L’expérience du Sénégal avec des épidémies telles que Ebola en 2013 et 2014 aidants, le Sénégal a vite développé des réflexes d’anticipation, de surveillance et de coordination pour éviter la propagation de cette pandémie, notamment la fermeture des frontières. Ce qui a permis de limiter très tôt le nombre de cas importés. Le 23 Mars, le Gouvernement décrète l’état d’urgence accompagné de mesures d’hygiène fortes. Une vaste campagne de mobilisation communautaire a été engagée par les autorités sanitaires en collaboration avec les collectivités territoriales, leaders communautaires et coutumiers pour soutenir l’engagement communautaire.

Une femme au Sénégal (photo d’Arne Hoel / Banque mondiale sous licence CC BY 2.0)

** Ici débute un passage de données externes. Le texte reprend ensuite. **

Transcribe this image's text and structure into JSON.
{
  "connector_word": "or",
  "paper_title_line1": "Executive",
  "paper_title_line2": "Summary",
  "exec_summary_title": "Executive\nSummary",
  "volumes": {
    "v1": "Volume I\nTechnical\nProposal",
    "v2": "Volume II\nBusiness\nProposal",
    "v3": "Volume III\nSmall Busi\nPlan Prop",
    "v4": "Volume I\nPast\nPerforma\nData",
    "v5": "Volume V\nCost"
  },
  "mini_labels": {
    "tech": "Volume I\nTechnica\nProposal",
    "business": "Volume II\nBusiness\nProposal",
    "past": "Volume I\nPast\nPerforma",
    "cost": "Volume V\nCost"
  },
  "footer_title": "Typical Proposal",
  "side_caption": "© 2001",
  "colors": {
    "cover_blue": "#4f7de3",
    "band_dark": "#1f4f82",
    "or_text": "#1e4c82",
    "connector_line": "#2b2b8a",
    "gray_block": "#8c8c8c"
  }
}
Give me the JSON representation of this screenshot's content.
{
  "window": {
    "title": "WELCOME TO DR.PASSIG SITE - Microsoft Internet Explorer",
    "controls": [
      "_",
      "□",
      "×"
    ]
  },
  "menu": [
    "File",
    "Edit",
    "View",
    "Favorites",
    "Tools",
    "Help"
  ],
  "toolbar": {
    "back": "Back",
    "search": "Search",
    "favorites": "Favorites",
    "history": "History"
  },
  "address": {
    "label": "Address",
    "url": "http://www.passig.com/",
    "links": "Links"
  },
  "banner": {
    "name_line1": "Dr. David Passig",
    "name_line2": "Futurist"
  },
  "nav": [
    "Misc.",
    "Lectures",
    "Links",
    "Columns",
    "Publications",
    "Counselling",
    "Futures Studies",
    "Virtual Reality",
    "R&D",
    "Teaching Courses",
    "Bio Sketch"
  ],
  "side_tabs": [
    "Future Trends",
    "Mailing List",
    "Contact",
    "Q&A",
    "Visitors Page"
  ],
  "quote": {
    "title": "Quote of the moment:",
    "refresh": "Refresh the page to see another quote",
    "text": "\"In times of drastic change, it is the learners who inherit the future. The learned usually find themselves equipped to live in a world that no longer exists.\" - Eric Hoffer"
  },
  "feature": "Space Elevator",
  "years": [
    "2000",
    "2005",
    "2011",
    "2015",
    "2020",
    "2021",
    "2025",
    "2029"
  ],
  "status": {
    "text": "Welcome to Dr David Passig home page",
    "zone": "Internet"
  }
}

L’impact de COVID-19 sur les soins de santé et surtout les soins de PF/SR et notre réponse

La phobie des structures sanitaires nous habite. La rapidité de contagion de la Covid-19, les nombreux cas asymptomatiques que compte le Sénégal et la stigmatisation des malades de COVID-19 ont été les raisons pour lesquelles les personnes ne cherchent pas les services et soins de santé. C’était le cas pour moi. A la fin du mois de juillet, lorsque j’ai été informée que j’ai peut-être été en contact avec un cas confirmé de coronavirus, devoir me rendre à l’hôpital a été ma plus grande angoisse. Pour moi, c’était plus un moyen de m’exposer au virus qu’autre chose. En définitive, je ne m’y suis pas rendue et ai pris l’option de rester en quarantaine chez moi. À mon image, nombre d’hommes et de femmes adoptent quotidiennement cette attitude.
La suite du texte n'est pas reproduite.